Pour sa part, Rómulo Gallegos, l’écrivain le plus important de l’histoire du Venezuela, qui a également été président de la nation, a déclaré avec consternation : “Heureuse est la mort de cet homme qui nous a fait vivre des heures intenses d’élévation spirituelle. (…). Les larmes d’amour et de gratitude, le tremblement angoissé des cœurs brisés par le coup absurde et brutal qui a brisé une existence précieuse, la douleur, l’étonnement, tout cela a composé autour du corps du docteur Hernández le plus bel hommage qu’un peuple puisse rendre à ses grands hommes (…) Ce n’est pas un mort qu’ils ont porté en terre, c’est un idéal humain qui est passé en triomphe, électrisant nos cœurs. On peut être sûr qu’en suivant le cercueil du Dr José Gregorio Hernández, nous avons tous ressenti le désir d’être bons.”
Le défi d’une béatification
La béatification pose quelques défis à l’institution ecclésiale vénézuélienne. La figure de José Gregorio rassemble des Vénézuéliens de différentes tendances politiques, ce qui constitue une excellente occasion de jeter des ponts et d’engager des dialogues jusqu’ici refusés par l’entêtement des acteurs politiques.
Un autre front ouvert avec la béatification est celui de l’évangélisation.
Il ne fait aucun doute que le Vénézuélien est un chrétien avec son propre style, ce qui explique qu’il ne s’est jamais laissé contrôler par les institutions ecclésiales. Il est temps de tendre la main à une Église qui reconnaît et comprend la foi populaire des Vénézuéliens ordinaires. Le christianisme au Venezuela est populaire plutôt qu’institutionnel.
Si les pasteurs de l’Église parviennent à saisir la richesse de la foi contenue dans la vie quotidienne des Vénézuéliens, de nouvelles formes liturgiques seront générées, où les gens se voient reconnus et se sentent célébrés ; des propositions éthiques plus centrées sur le bien que sur le péché et des relations fraternelles basées sur la bonté et la solidarité.

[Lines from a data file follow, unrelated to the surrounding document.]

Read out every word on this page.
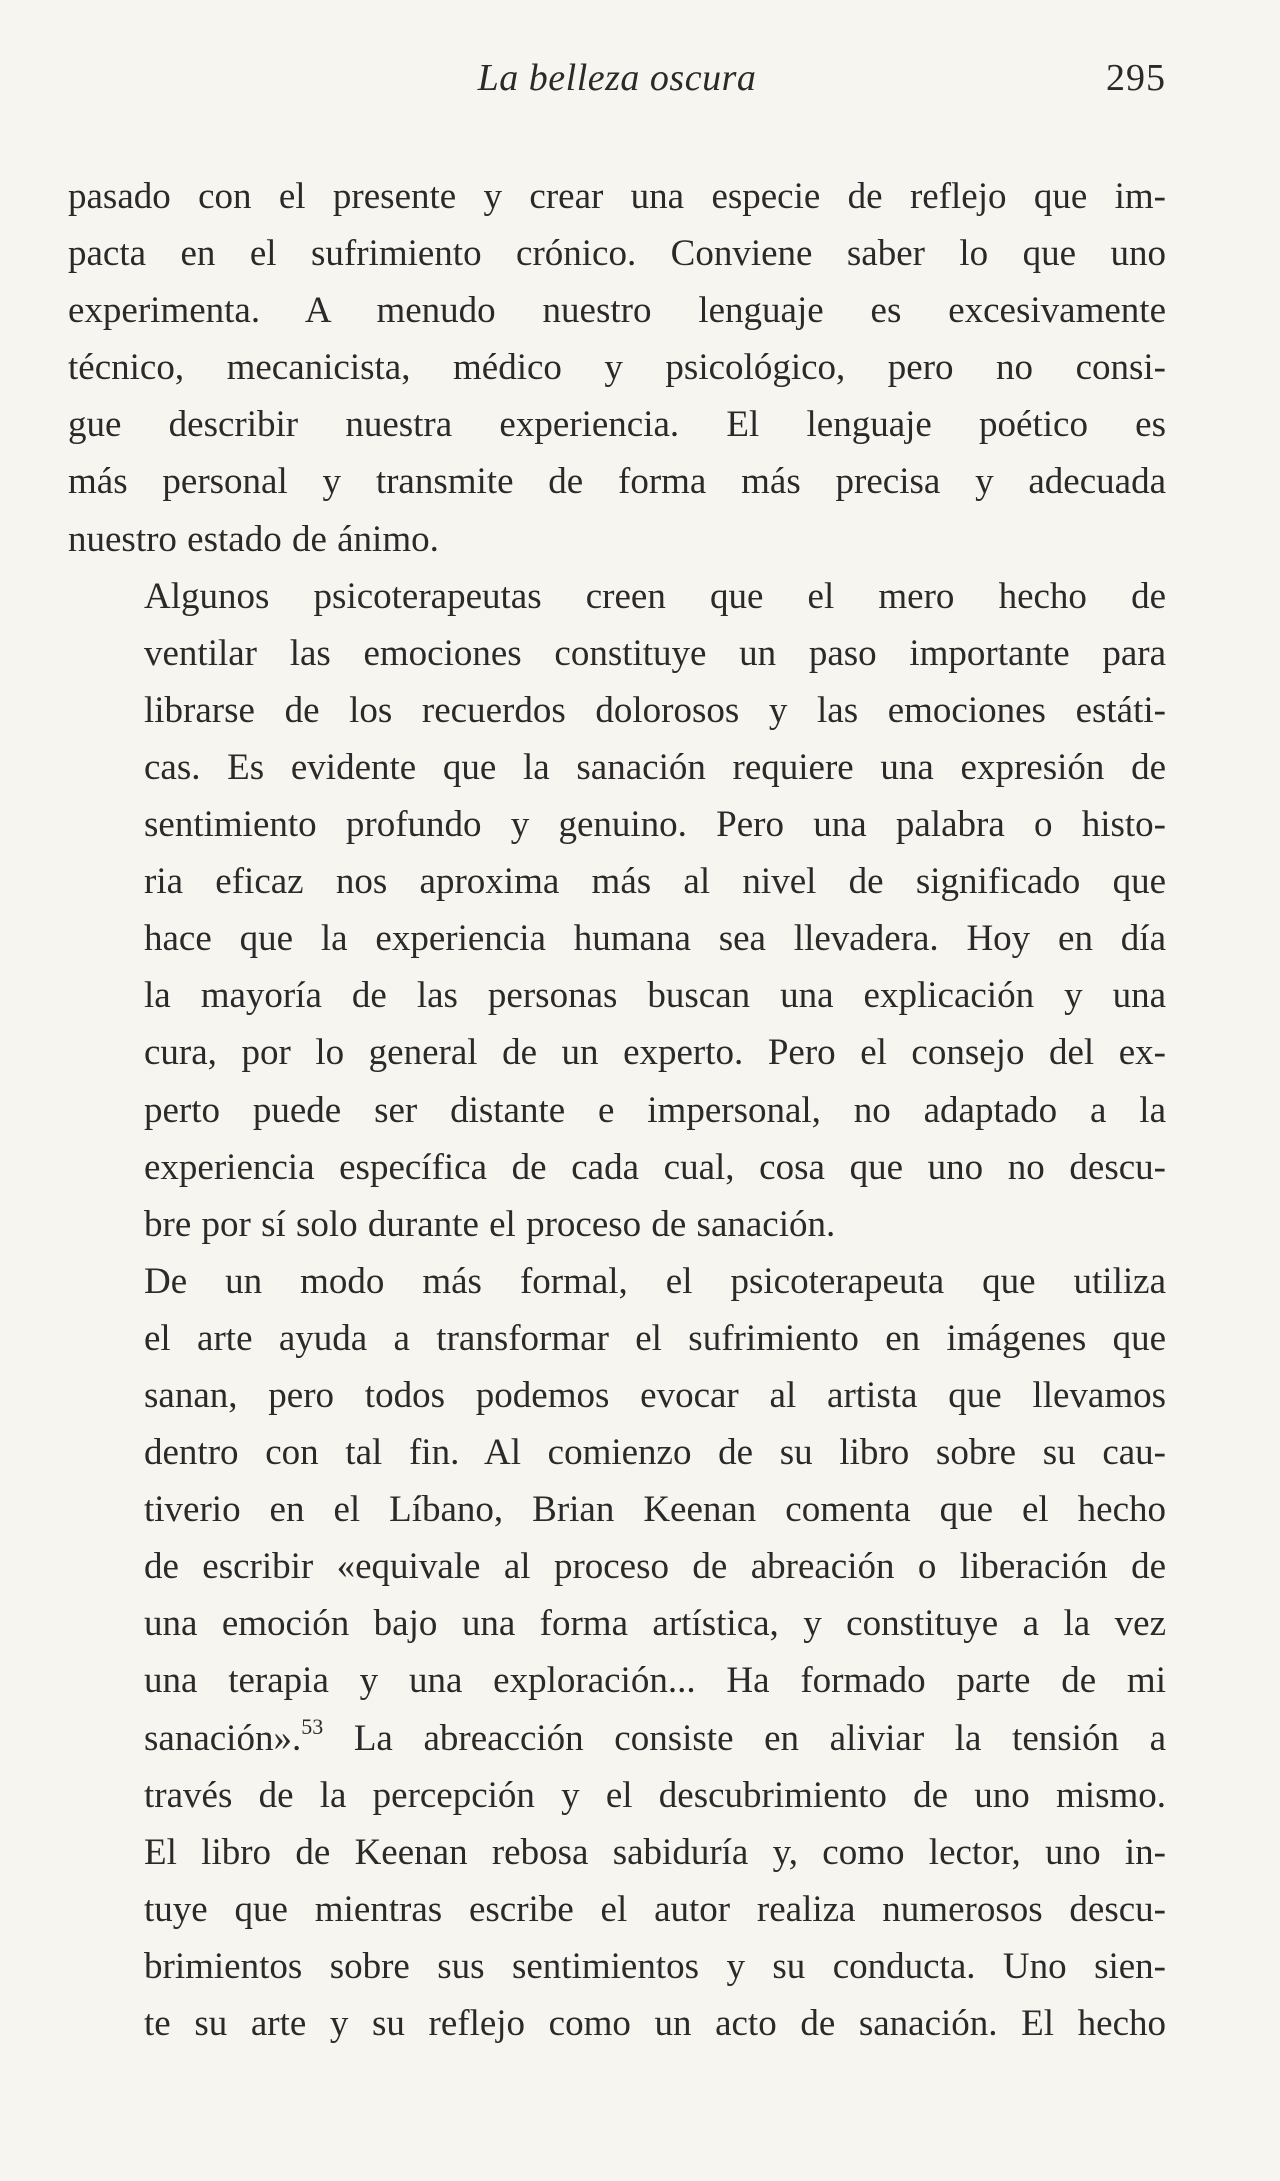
La belleza oscura	295

pasado con el presente y crear una especie de reflejo que im-
pacta en el sufrimiento crónico. Conviene saber lo que uno
experimenta. A menudo nuestro lenguaje es excesivamente
técnico, mecanicista, médico y psicológico, pero no consi-
gue describir nuestra experiencia. El lenguaje poético es
más personal y transmite de forma más precisa y adecuada
nuestro estado de ánimo.

Algunos psicoterapeutas creen que el mero hecho de
ventilar las emociones constituye un paso importante para
librarse de los recuerdos dolorosos y las emociones estáti-
cas. Es evidente que la sanación requiere una expresión de
sentimiento profundo y genuino. Pero una palabra o histo-
ria eficaz nos aproxima más al nivel de significado que
hace que la experiencia humana sea llevadera. Hoy en día
la mayoría de las personas buscan una explicación y una
cura, por lo general de un experto. Pero el consejo del ex-
perto puede ser distante e impersonal, no adaptado a la
experiencia específica de cada cual, cosa que uno no descu-
bre por sí solo durante el proceso de sanación.

De un modo más formal, el psicoterapeuta que utiliza
el arte ayuda a transformar el sufrimiento en imágenes que
sanan, pero todos podemos evocar al artista que llevamos
dentro con tal fin. Al comienzo de su libro sobre su cau-
tiverio en el Líbano, Brian Keenan comenta que el hecho
de escribir «equivale al proceso de abreación o liberación de
una emoción bajo una forma artística, y constituye a la vez
una terapia y una exploración... Ha formado parte de mi
sanación».$^{53}$ La abreacción consiste en aliviar la tensión a
través de la percepción y el descubrimiento de uno mismo.
El libro de Keenan rebosa sabiduría y, como lector, uno in-
tuye que mientras escribe el autor realiza numerosos descu-
brimientos sobre sus sentimientos y su conducta. Uno sien-
te su arte y su reflejo como un acto de sanación. El hecho
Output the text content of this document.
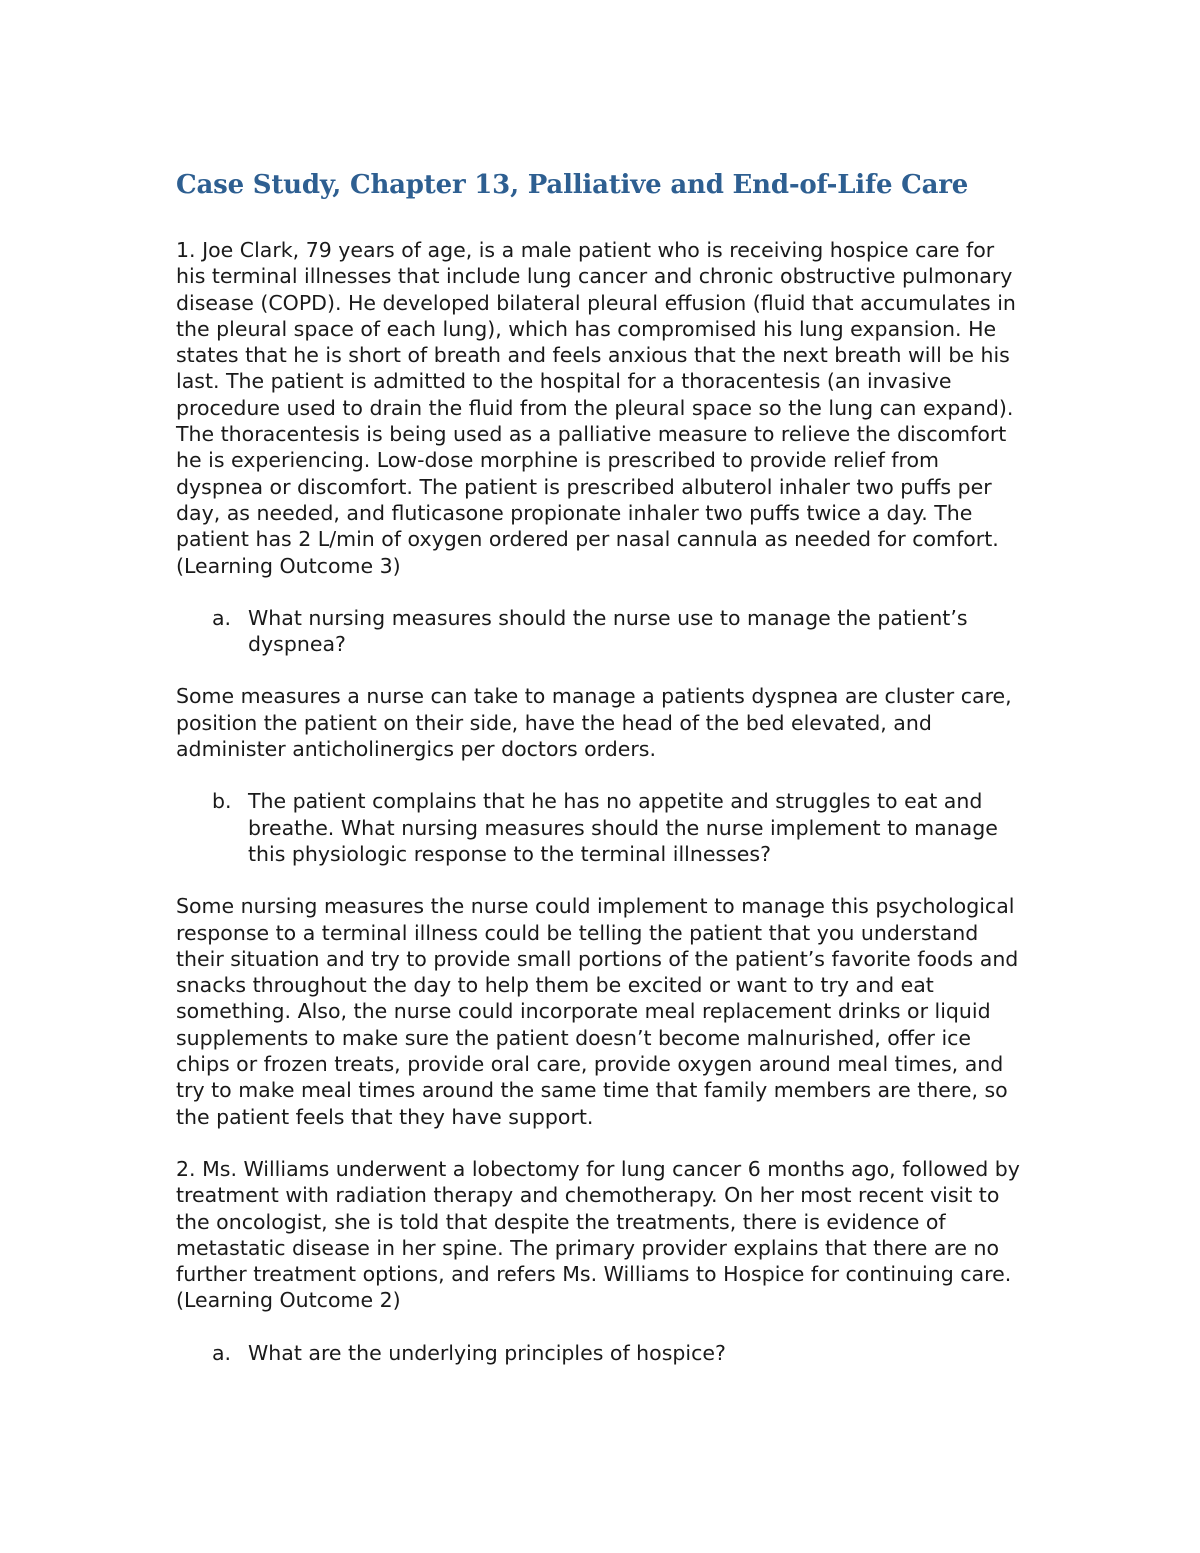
Case Study, Chapter 13, Palliative and End-of-Life Care
1. Joe Clark, 79 years of age, is a male patient who is receiving hospice care for his terminal illnesses that include lung cancer and chronic obstructive pulmonary disease (COPD). He developed bilateral pleural effusion (fluid that accumulates in the pleural space of each lung), which has compromised his lung expansion. He states that he is short of breath and feels anxious that the next breath will be his last. The patient is admitted to the hospital for a thoracentesis (an invasive procedure used to drain the fluid from the pleural space so the lung can expand). The thoracentesis is being used as a palliative measure to relieve the discomfort he is experiencing. Low-dose morphine is prescribed to provide relief from dyspnea or discomfort. The patient is prescribed albuterol inhaler two puffs per day, as needed, and fluticasone propionate inhaler two puffs twice a day. The patient has 2 L/min of oxygen ordered per nasal cannula as needed for comfort. (Learning Outcome 3)
a. What nursing measures should the nurse use to manage the patient’s dyspnea?
Some measures a nurse can take to manage a patients dyspnea are cluster care, position the patient on their side, have the head of the bed elevated, and administer anticholinergics per doctors orders.
b. The patient complains that he has no appetite and struggles to eat and breathe. What nursing measures should the nurse implement to manage this physiologic response to the terminal illnesses?
Some nursing measures the nurse could implement to manage this psychological response to a terminal illness could be telling the patient that you understand their situation and try to provide small portions of the patient’s favorite foods and snacks throughout the day to help them be excited or want to try and eat something. Also, the nurse could incorporate meal replacement drinks or liquid supplements to make sure the patient doesn’t become malnurished, offer ice chips or frozen treats, provide oral care, provide oxygen around meal times, and try to make meal times around the same time that family members are there, so the patient feels that they have support.
2. Ms. Williams underwent a lobectomy for lung cancer 6 months ago, followed by treatment with radiation therapy and chemotherapy. On her most recent visit to the oncologist, she is told that despite the treatments, there is evidence of metastatic disease in her spine. The primary provider explains that there are no further treatment options, and refers Ms. Williams to Hospice for continuing care. (Learning Outcome 2)
a. What are the underlying principles of hospice?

Le défi pour l’Église institutionnelle est grand. Il faut dire que ceux qui n’ont vraiment jamais oublié ou abandonné la cause de José Gregorio étaient les fidèles du peuple. L’institution ecclésiastique, au contraire, ne s’est pas engagée dans le temps.
Nous devons reconnaître que depuis le début du processus de béatification, il y a eu des moments où la cause a été oubliée et abandonnée. Les habitants des camps et des quartiers populaires ne l’ont jamais fait.
C’est pourquoi il est le saint du peuple vénézuélien, le peuple qui, dès sa mort, l’a canonisé en le plaçant sur des autels improvisés dans les maisons de nos quartiers populaires, en le peignant sur les fresques de la ville et en fixant son image au-dessus des lits d’hôpitaux pour protéger et soigner les malades du lieu.